The development of Covid-19 vaccines has been a scientific marvel, offering a way out of a catastrophic pandemic. It is the source of hope of life returning to something like normal. For the EU, though, it seems to be a source of perpetual embarrassment.

Time and again on vaccine issues the EU has found itself on the wrong side of the argument. Its case tends to strengthen over time — by which point the reputational damage is done. Vindication is hard to come by.

First came the procurement. Brussels was too slow to sign contracts and paid insufficient attention to ensuring that the production capacity was in place to meet them.

The European Commission was excoriated for its botched purchases, especially in Germany. But had it not been for AstraZeneca signing contracts with the EU and UK which it could not simultaneously fulfil, the procurement was largely a success.

The bloc is on course to receive 400m doses by the end of next month. Germany is now administering nearly 700,000 jabs a day. The EU should be able to inoculate 70 per cent of its adult population this summer, not long after the UK or US.
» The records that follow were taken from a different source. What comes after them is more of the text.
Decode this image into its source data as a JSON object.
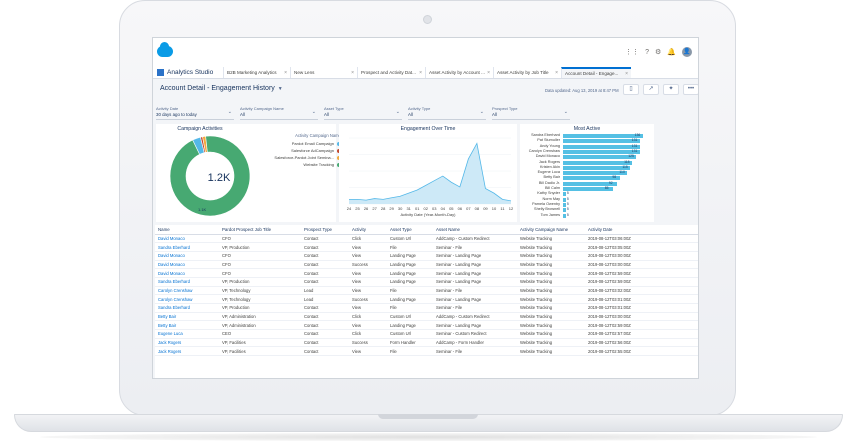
{
  "header": {
    "app_name": "Analytics Studio",
    "avatar_initial": "",
    "icons": [
      "grid-icon",
      "help-icon",
      "gear-icon",
      "bell-icon",
      "avatar"
    ]
  },
  "tabs": [
    {
      "label": "B2B Marketing Analytics",
      "active": false
    },
    {
      "label": "New Lens",
      "active": false
    },
    {
      "label": "Prospect and Activity Dat...",
      "active": false
    },
    {
      "label": "Asset Activity by Account ...",
      "active": false
    },
    {
      "label": "Asset Activity by Job Title",
      "active": false
    },
    {
      "label": "Account Detail - Engage...",
      "active": true
    }
  ],
  "dashboard": {
    "title": "Account Detail - Engagement History",
    "updated": "Data updated: Aug 13, 2019 at 8:47 PM"
  },
  "filters": [
    {
      "label": "Activity Date",
      "value": "30 days ago to today"
    },
    {
      "label": "Activity Campaign Name",
      "value": "All"
    },
    {
      "label": "Asset Type",
      "value": "All"
    },
    {
      "label": "Activity Type",
      "value": "All"
    },
    {
      "label": "Prospect Type",
      "value": "All"
    }
  ],
  "campaign_activities": {
    "title": "Campaign Activities",
    "center_value": "1.2K",
    "segment_label": "1.1K",
    "legend_title": "Activity Campaign Name",
    "legend": [
      {
        "name": "Pardot Email Campaign",
        "color": "#54b8e8"
      },
      {
        "name": "Salesforce AdCampaign",
        "color": "#c2472d"
      },
      {
        "name": "Salesforce-Pardot Joint Semina...",
        "color": "#f2a93b"
      },
      {
        "name": "Website Tracking",
        "color": "#47a972"
      }
    ],
    "values": [
      40,
      10,
      15,
      1135
    ]
  },
  "engagement": {
    "title": "Engagement Over Time",
    "xlabel": "Activity Date (Year-Month-Day)",
    "x_ticks": [
      "24",
      "25",
      "26",
      "27",
      "28",
      "29",
      "30",
      "31",
      "01",
      "02",
      "03",
      "04",
      "05",
      "06",
      "07",
      "08",
      "09",
      "10",
      "11",
      "12"
    ]
  },
  "most_active": {
    "title": "Most Active"
  },
  "chart_data": [
    {
      "type": "pie",
      "title": "Campaign Activities",
      "categories": [
        "Pardot Email Campaign",
        "Salesforce AdCampaign",
        "Salesforce-Pardot Joint Semina...",
        "Website Tracking"
      ],
      "values": [
        40,
        10,
        15,
        1135
      ],
      "colors": [
        "#54b8e8",
        "#c2472d",
        "#f2a93b",
        "#47a972"
      ],
      "center_label": "1.2K",
      "legend": "top-right"
    },
    {
      "type": "area",
      "title": "Engagement Over Time",
      "xlabel": "Activity Date (Year-Month-Day)",
      "x": [
        "24",
        "25",
        "26",
        "27",
        "28",
        "29",
        "30",
        "31",
        "01",
        "02",
        "03",
        "04",
        "05",
        "06",
        "07",
        "08",
        "09",
        "10",
        "11",
        "12"
      ],
      "values": [
        6,
        6,
        5,
        7,
        6,
        8,
        10,
        14,
        18,
        24,
        30,
        36,
        28,
        22,
        58,
        78,
        20,
        14,
        6,
        4
      ],
      "ylim": [
        0,
        85
      ],
      "color": "#54b8e8"
    },
    {
      "type": "bar",
      "title": "Most Active",
      "categories": [
        "Sandra Eberhard",
        "Pat Stumuller",
        "Andy Young",
        "Carolyn Crenshaw",
        "David Monaco",
        "Jack Rogers",
        "Kristen Akin",
        "Eugene Luca",
        "Betty Bair",
        "Bill Dadio Jr.",
        "Bill Calm",
        "Kathy Snyder",
        "Norm May",
        "Pamela Owenby",
        "Shelly Brownell",
        "Tom James"
      ],
      "values": [
        136,
        131,
        131,
        131,
        125,
        118,
        115,
        110,
        98,
        92,
        85,
        5,
        5,
        5,
        5,
        5
      ],
      "xlim": [
        0,
        140
      ],
      "color": "#55c0e4"
    }
  ],
  "table": {
    "columns": [
      "Name",
      "Pardot Prospect Job Title",
      "Prospect Type",
      "Activity",
      "Asset Type",
      "Asset Name",
      "Activity Campaign Name",
      "Activity Date"
    ],
    "rows": [
      [
        "David Monaco",
        "CFO",
        "Contact",
        "Click",
        "Custom Url",
        "AddCamp - Custom Redirect",
        "Website Tracking",
        "2019-08-12T03:06:00Z"
      ],
      [
        "Sandra Eberhard",
        "VP, Production",
        "Contact",
        "View",
        "File",
        "Seminar - File",
        "Website Tracking",
        "2019-08-12T03:05:00Z"
      ],
      [
        "David Monaco",
        "CFO",
        "Contact",
        "View",
        "Landing Page",
        "Seminar - Landing Page",
        "Website Tracking",
        "2019-08-12T03:00:00Z"
      ],
      [
        "David Monaco",
        "CFO",
        "Contact",
        "Success",
        "Landing Page",
        "Seminar - Landing Page",
        "Website Tracking",
        "2019-08-12T03:00:00Z"
      ],
      [
        "David Monaco",
        "CFO",
        "Contact",
        "View",
        "Landing Page",
        "Seminar - Landing Page",
        "Website Tracking",
        "2019-08-12T02:59:00Z"
      ],
      [
        "Sandra Eberhard",
        "VP, Production",
        "Contact",
        "View",
        "Landing Page",
        "Seminar - Landing Page",
        "Website Tracking",
        "2019-08-12T02:59:00Z"
      ],
      [
        "Carolyn Crenshaw",
        "VP, Technology",
        "Lead",
        "View",
        "File",
        "Seminar - File",
        "Website Tracking",
        "2019-08-12T03:02:00Z"
      ],
      [
        "Carolyn Crenshaw",
        "VP, Technology",
        "Lead",
        "Success",
        "Landing Page",
        "Seminar - Landing Page",
        "Website Tracking",
        "2019-08-12T03:01:00Z"
      ],
      [
        "Sandra Eberhard",
        "VP, Production",
        "Contact",
        "View",
        "File",
        "Seminar - File",
        "Website Tracking",
        "2019-08-12T03:01:00Z"
      ],
      [
        "Betty Bair",
        "VP, Administration",
        "Contact",
        "Click",
        "Custom Url",
        "AddCamp - Custom Redirect",
        "Website Tracking",
        "2019-08-12T03:00:00Z"
      ],
      [
        "Betty Bair",
        "VP, Administration",
        "Contact",
        "View",
        "Landing Page",
        "Seminar - Landing Page",
        "Website Tracking",
        "2019-08-12T02:59:00Z"
      ],
      [
        "Eugene Luca",
        "CEO",
        "Contact",
        "Click",
        "Custom Url",
        "Seminar - Custom Redirect",
        "Website Tracking",
        "2019-08-12T02:57:00Z"
      ],
      [
        "Jack Rogers",
        "VP, Facilities",
        "Contact",
        "Success",
        "Form Handler",
        "AddCamp - Form Handler",
        "Website Tracking",
        "2019-08-12T02:56:00Z"
      ],
      [
        "Jack Rogers",
        "VP, Facilities",
        "Contact",
        "View",
        "File",
        "Seminar - File",
        "Website Tracking",
        "2019-08-12T02:55:00Z"
      ]
    ]
  }
}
When EU fury boiled over at AstraZeneca’s missed deliveries, the commission picked a fight with Britain and introduced export controls to countries that refused to show reciprocity with supplies.

The move did little to solve AstraZeneca’s production problems but did a lot to portray the EU as a hoarder trying to cover up its earlier procurement errors. The world’s second-biggest exporter of vaccines after China has been trying to correct the perception ever since.

“They ended up labelled, largely unfairly, as vaccines protectionists,” says Jacob Kirkegaard of the Peterson Institute for International Economics. It has made it much harder for the EU to present itself as the “pharmacy to the world” as Ursula von der Leyen, commission president, is now trying to do.

“Europe’s long-term interest is to be the biggest vaccine producer in the world. The message has to be: look, we’ll leave your supply chains alone. That’s the European interest the commission should have articulated from the beginning.”

Then last week, the EU was wrongfooted when the Biden administration came out in support of waiving vaccine patents, despite European opposition, as a way of boosting supplies to poorer countries.

The EU, which has shipped almost as many doses abroad as the nearly 200m it has administered at home, was made to look the villain of the global community. The US has “loaned” a few million to Mexico and Canada, although it has promised to share up to 60m doses.

Whether the EU was taken by surprise or was unable to dissuade Washington, it was a failure of diplomacy.

EU officials regard the US move as a public relations coup to please the Democratic Party base. Clément Beaune, France’s Europe minister, described it as “American glitter”.

While some EU leaders do not want to appear intransigent on the IP waiver issue, they mostly agree that it is a distraction from the more pressing issue of expanding near-term production capacity through licensing deals and sharing technology.

But that puts the onus on the EU to come up with industrial solutions for increasing production and for sharing its own supplies, due to expand vastly in the second half of the year, with developing countries. When it comes to a crisis between the rich world and poorer countries over vaccine supplies, America has a talking point. But Europe has to deliver.

Heather Grabbe, director of the Open Society European Policy Institute in Brussels, says the EU message of vaccine openness to the world while supplying its domestic needs has been compromised by the instincts of its own member governments which are eager to keep supplies for themselves.

“It is quite remarkable what the EU has achieved. But they never quite succeed in telling the story,” she says. “That’s because the member states don’t have much interest in telling the collective story.”

History will look more kindly on the EU’s vaccine successes. But, for EU leaders, it feels like one long trial.